The trip is being organized by a Brazil-based group called Nomad Development.
According to Ambassador Sergio Court, the Brazilian Business Mission will offer a wide range of opportunities to the government and people of St. Lucia, through the business community.
The wide range of opportunities, will include prospects for investment partnerships in construction and infrastructural development, tourism, hotel development, agriculture and agro industries, farming and food production, sports, alternative energy, water and electricity.
As of Sept. 15, 2016 Haitians who wish to visit Suriname will need a visa as the Dutch CARICOM country is moving to clamp down on criminal activities, including illegal immigrants.
Haitian authorities said Suriname has made it mandatory for Haitian nationals, a CARICOM member state, to be in possession of a visa to enter the country.
Media reports in Haiti said the French government, through its embassy in Suriname, had complained that Haitian migrants passed through the Dutch island to enter French Guiana in large numbers seeking asylum.
Figures released in Haiti show that more than half of the passengers on the airline, Insel Air, which serves the French side of the Caribbean island, were of Haitian origin.
On March 16, 2016 a report stated that more illegal Haitian migrants had entered French Guiana and that many had used Suriname’s international airport.

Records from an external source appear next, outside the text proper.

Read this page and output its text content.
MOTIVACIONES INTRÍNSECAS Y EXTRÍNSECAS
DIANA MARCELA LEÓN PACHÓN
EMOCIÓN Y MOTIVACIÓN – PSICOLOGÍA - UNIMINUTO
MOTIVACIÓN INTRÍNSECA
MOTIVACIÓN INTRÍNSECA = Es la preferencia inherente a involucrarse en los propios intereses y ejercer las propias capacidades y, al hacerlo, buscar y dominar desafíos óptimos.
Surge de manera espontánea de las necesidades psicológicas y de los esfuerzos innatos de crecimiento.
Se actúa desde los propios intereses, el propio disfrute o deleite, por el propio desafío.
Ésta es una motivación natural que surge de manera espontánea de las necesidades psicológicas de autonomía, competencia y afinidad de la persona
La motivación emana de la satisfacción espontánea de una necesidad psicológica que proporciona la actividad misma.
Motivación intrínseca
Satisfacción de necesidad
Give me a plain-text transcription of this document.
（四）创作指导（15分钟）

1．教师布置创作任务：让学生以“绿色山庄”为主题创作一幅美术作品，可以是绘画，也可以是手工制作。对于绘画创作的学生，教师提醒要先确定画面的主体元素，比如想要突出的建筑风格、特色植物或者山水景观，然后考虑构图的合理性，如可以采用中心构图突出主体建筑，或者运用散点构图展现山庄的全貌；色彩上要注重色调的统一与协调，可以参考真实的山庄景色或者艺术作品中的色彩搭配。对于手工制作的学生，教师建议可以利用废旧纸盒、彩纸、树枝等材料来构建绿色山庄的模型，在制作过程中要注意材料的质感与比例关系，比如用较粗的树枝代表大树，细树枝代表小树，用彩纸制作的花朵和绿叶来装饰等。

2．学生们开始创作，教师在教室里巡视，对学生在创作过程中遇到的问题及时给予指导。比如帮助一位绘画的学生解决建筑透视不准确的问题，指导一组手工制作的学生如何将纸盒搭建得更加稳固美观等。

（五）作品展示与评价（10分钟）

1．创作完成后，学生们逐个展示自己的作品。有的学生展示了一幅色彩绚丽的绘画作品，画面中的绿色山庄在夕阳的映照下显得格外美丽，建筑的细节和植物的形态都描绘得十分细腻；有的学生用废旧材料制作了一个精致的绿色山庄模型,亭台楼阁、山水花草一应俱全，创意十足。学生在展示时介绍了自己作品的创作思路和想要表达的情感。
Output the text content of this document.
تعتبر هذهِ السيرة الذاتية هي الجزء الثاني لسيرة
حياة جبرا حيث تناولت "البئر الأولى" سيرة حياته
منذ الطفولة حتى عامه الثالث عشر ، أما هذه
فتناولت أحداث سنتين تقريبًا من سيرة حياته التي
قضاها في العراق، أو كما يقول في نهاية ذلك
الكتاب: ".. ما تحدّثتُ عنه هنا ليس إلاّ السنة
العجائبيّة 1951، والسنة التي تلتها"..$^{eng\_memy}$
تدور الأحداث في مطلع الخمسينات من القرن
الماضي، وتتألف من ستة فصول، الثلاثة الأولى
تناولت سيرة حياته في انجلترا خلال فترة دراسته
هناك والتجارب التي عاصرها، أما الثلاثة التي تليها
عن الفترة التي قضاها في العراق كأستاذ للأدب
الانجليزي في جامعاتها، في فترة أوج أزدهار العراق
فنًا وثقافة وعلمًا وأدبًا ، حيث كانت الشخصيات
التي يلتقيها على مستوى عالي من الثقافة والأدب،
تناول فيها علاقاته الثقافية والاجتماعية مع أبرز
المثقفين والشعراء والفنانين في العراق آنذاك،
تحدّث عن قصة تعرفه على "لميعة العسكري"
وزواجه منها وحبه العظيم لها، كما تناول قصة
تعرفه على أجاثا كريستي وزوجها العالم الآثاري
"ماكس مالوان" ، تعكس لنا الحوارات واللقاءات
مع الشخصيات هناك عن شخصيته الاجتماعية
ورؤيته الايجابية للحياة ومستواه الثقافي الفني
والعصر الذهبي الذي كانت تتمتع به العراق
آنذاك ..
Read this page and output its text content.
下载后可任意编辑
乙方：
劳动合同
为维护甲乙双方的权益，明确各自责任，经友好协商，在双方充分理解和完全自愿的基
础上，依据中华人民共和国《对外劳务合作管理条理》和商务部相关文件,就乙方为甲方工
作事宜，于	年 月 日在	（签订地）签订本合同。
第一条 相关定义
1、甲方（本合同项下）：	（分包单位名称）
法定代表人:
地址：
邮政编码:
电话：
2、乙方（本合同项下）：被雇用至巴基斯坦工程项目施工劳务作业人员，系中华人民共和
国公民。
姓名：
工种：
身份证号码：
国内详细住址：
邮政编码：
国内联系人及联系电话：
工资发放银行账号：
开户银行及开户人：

It said airlines now have to file full lists of passengers to the Suriname Ministry of Foreign Affairs and that while a tourist card will be issued to travelers from Sept. 15, all Haitian nationals with a ticket to Suriname will have to be in possession of a visa.
Trinidad and Tobago and Guyana will soon sign a formal agreement for technical assistance to provide the South American country development its oil and gas sector.
The agreement is expected to be executed by November, following visits by Guyanese officials to T&T.
T&T Energy Minister Nicole Olivierre recently visited Guyana to hold talks with President David A. Granger where the offer of technical support was made.
She said Guyana has no experience in the oil and gas industry and was very receptive of the offer.
The minister said Granger had also asked for support in education with emphasis on engineering and technical studies, as well as infrastructure development, agriculture and eco-tourism.
Olivierre said a Memorandum of Understanding (MoU) is being drafted.